24 de septiembre de 2021
Directores
Orlando Cadavid Correa
Evelio Giraldo Ospina

Semblanza de Gaitán

9 de abril de 2011

Era un excelente abogado penalista, que en su tiempo no tuvo igual entre nosotros. Orador formidable, ejercía una influencia notable en los jurados de conciencia, institución democrática que desapareció de nuestro procedimiento penal por el temor a los mafiosos, temor que también trajo consigo figuras repugnantes como la de los testigos sin rostro. No era uno de esos personajes de hoy que ejercen su profesión en la radio, la televisión y los periódicos y que compran fiscales y jueces como si fueran mercancía barata.

Fue el más grande caudillo popular, el único digno de ese nombre. Entre el pueblo y él se creó una identidad, por lo cual no sería exagerado decir que cada uno de los liberales del común sintió que a él también lo herían las balas que acabaron con la vida de su jefe. Recuérdese que él había dicho: “Yo no soy un hombre. ¡Yo soy un pueblo!” Entre nosotros ha habido grandes oradores, que tienen qué decir y saben cómo decirlo. Pero ninguno ha tenido la facultad de comunicarse con las masas cómo él. Un episodio ilustra su dominio de las multitudes.

El 7 de febrero de 1948, gentes de todas partes se congregaron en la plaza de Bolívar de Bogotá, y en todas sus calles adyacentes, para exigir al presidente Ospina que pusiera fin a la violencia organizada contra el liberalismo. Hay que tener en cuenta que a partir del 7 de agosto de 1946, se había puesto en marcha un plan criminal para destruir las mayorías liberales y perpetuar en el poder la minoría conservadora. Esa era una estrategia perversa, copiada de los nazis, y especialmente de las S.A. que imponían el terror en Alemania. El discurso de Gaitán, llamado Oración por la Paz, es una obra maestra. Basta transcribir algunos apartes para apreciar su grandeza. Comienza así:

“Señor Presidente Mariano Ospina Pérez:

“Bajo el peso de una honda emoción me dirijo a vuestra Excelencia, interpretando el querer y la voluntad de esta inmensa multitud que esconde su ardiente corazón, lacerado por tanta injusticia, bajo un silencio clamoroso, para pedir que haya paz y piedad para la patria.”

Como la consigna era guardar silencio y agitar banderas negras, añadía el orador:
“Dos horas hace que la inmensa multitud desemboca en esta plaza y no se ha escuchado sin embargo un solo grito, porque en el fondo de los corazones sólo se escucha el golpe de la emoción.

“Señor Presidente: Aquí no se oyen aplausos: ¡Sólo se ven banderas negras que se agitan! Señor Presidente: Vos que sois un hombre de universidad debéis comprender de lo que es capaz la disciplina de un partido, que logra contrariar las leyes de la psicología colectiva para recatar la emoción en un silencio, como el de esta inmensa muchedumbre. Bien comprendéis que un partido que logra esto, muy fácilmente podría reaccionar bajo el estímulo de la legítima defensa.”
Y terminaba así:

“Señor Presidente: Nuestra bandera está enlutada y esta silenciosa muchedumbre y este grito mudo de nuestros corazones sólo os reclaman que nos tratéis a nosotros, a nuestras madres, a nuestras esposas, a nuestros hijos y a nuestros bienes, como queréis que os traten a vos, a vuestra madre, a vuestra esposa, a vuestros hijos y a vuestros bienes.
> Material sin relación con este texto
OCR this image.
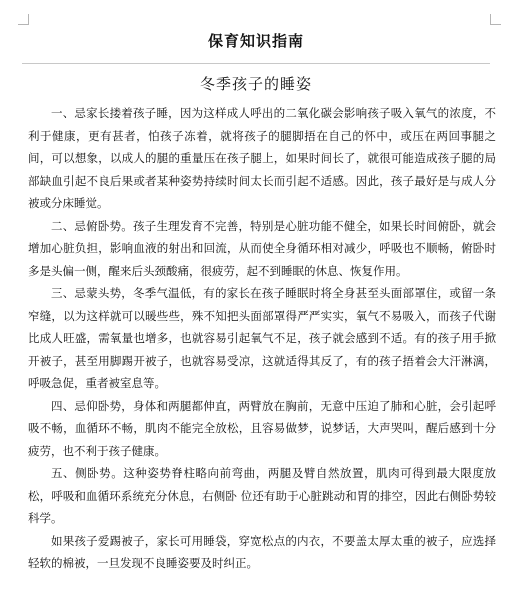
保育知识指南
冬季孩子的睡姿

一、忌家长搂着孩子睡，因为这样成人呼出的二氧化碳会影响孩子吸入氧气的浓度，不利于健康，更有甚者，怕孩子冻着，就将孩子的腿脚捂在自己的怀中，或压在两回事腿之间，可以想象，以成人的腿的重量压在孩子腿上，如果时间长了，就很可能造成孩子腿的局部缺血引起不良后果或者某种姿势持续时间太长而引起不适感。因此，孩子最好是与成人分被或分床睡觉。

二、忌俯卧势。孩子生理发育不完善，特别是心脏功能不健全，如果长时间俯卧，就会增加心脏负担，影响血液的射出和回流，从而使全身循环相对减少，呼吸也不顺畅，俯卧时多是头偏一侧，醒来后头颈酸痛，很疲劳，起不到睡眠的休息、恢复作用。

三、忌蒙头势，冬季气温低，有的家长在孩子睡眠时将全身甚至头面部罩住，或留一条窄缝，以为这样就可以暖些些，殊不知把头面部罩得严严实实，氧气不易吸入，而孩子代谢比成人旺盛，需氧量也增多，也就容易引起氧气不足，孩子就会感到不适。有的孩子用手掀开被子，甚至用脚踢开被子，也就容易受凉，这就适得其反了，有的孩子捂着会大汗淋漓，呼吸急促，重者被室息等。

四、忌仰卧势，身体和两腿都伸直，两臂放在胸前，无意中压迫了肺和心脏，会引起呼吸不畅，血循环不畅，肌肉不能完全放松，且容易做梦，说梦话，大声哭叫，醒后感到十分疲劳，也不利于孩子健康。

五、侧卧势。这种姿势脊柱略向前弯曲，两腿及臂自然放置，肌肉可得到最大限度放松，呼吸和血循环系统充分休息，右侧卧 位还有助于心脏跳动和胃的排空，因此右侧卧势较科学。

如果孩子爱踢被子，家长可用睡袋，穿宽松点的内衣，不要盖太厚太重的被子，应选择轻软的棉被，一旦发现不良睡姿要及时纠正。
“Os decimos finalmente, Excelentísimo señor: Bienaventurados los que entienden que las palabras de concordia y de paz no deben servir para ocultar sentimientos de rencor y exterminio. ¡Malaventurados los que en el gobierno ocultan tras la bondad de las palabras la impiedad para los hombres de su pueblo, porque ellos serán señalados con el dedo de la ignominia en las páginas de la historia!”
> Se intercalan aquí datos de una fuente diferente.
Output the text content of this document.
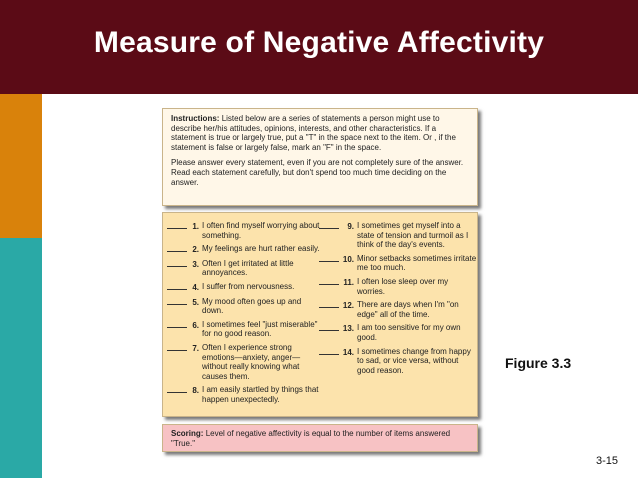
Measure of Negative Affectivity

Instructions: Listed below are a series of statements a person might use to describe her/his attitudes, opinions, interests, and other characteristics. If a statement is true or largely true, put a "T" in the space next to the item. Or , if the statement is false or largely false, mark an "F" in the space.

Please answer every statement, even if you are not completely sure of the answer. Read each statement carefully, but don't spend too much time deciding on the answer.

1. I often find myself worrying about something.
2. My feelings are hurt rather easily.
3. Often I get irritated at little annoyances.
4. I suffer from nervousness.
5. My mood often goes up and down.
6. I sometimes feel "just miserable" for no good reason.
7. Often I experience strong emotions—anxiety, anger—without really knowing what causes them.
8. I am easily startled by things that happen unexpectedly.
9. I sometimes get myself into a state of tension and turmoil as I think of the day's events.
10. Minor setbacks sometimes irritate me too much.
11. I often lose sleep over my worries.
12. There are days when I'm "on edge" all of the time.
13. I am too sensitive for my own good.
14. I sometimes change from happy to sad, or vice versa, without good reason.
Scoring: Level of negative affectivity is equal to the number of items answered "True."
Figure 3.3
3-15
Por desgracia, la barbarie siguió y el propio Gaitán fue una sus víctimas. Todo había comenzado el 5 de mayo de 1946, cuando la división del partido causó su derrota y determinó el fin de la República Liberal que estaba haciendo de Colombia un país nuevo. Hay que repasar la historia, aprender sus lecciones y buscar remedio a los males que nos aquejan.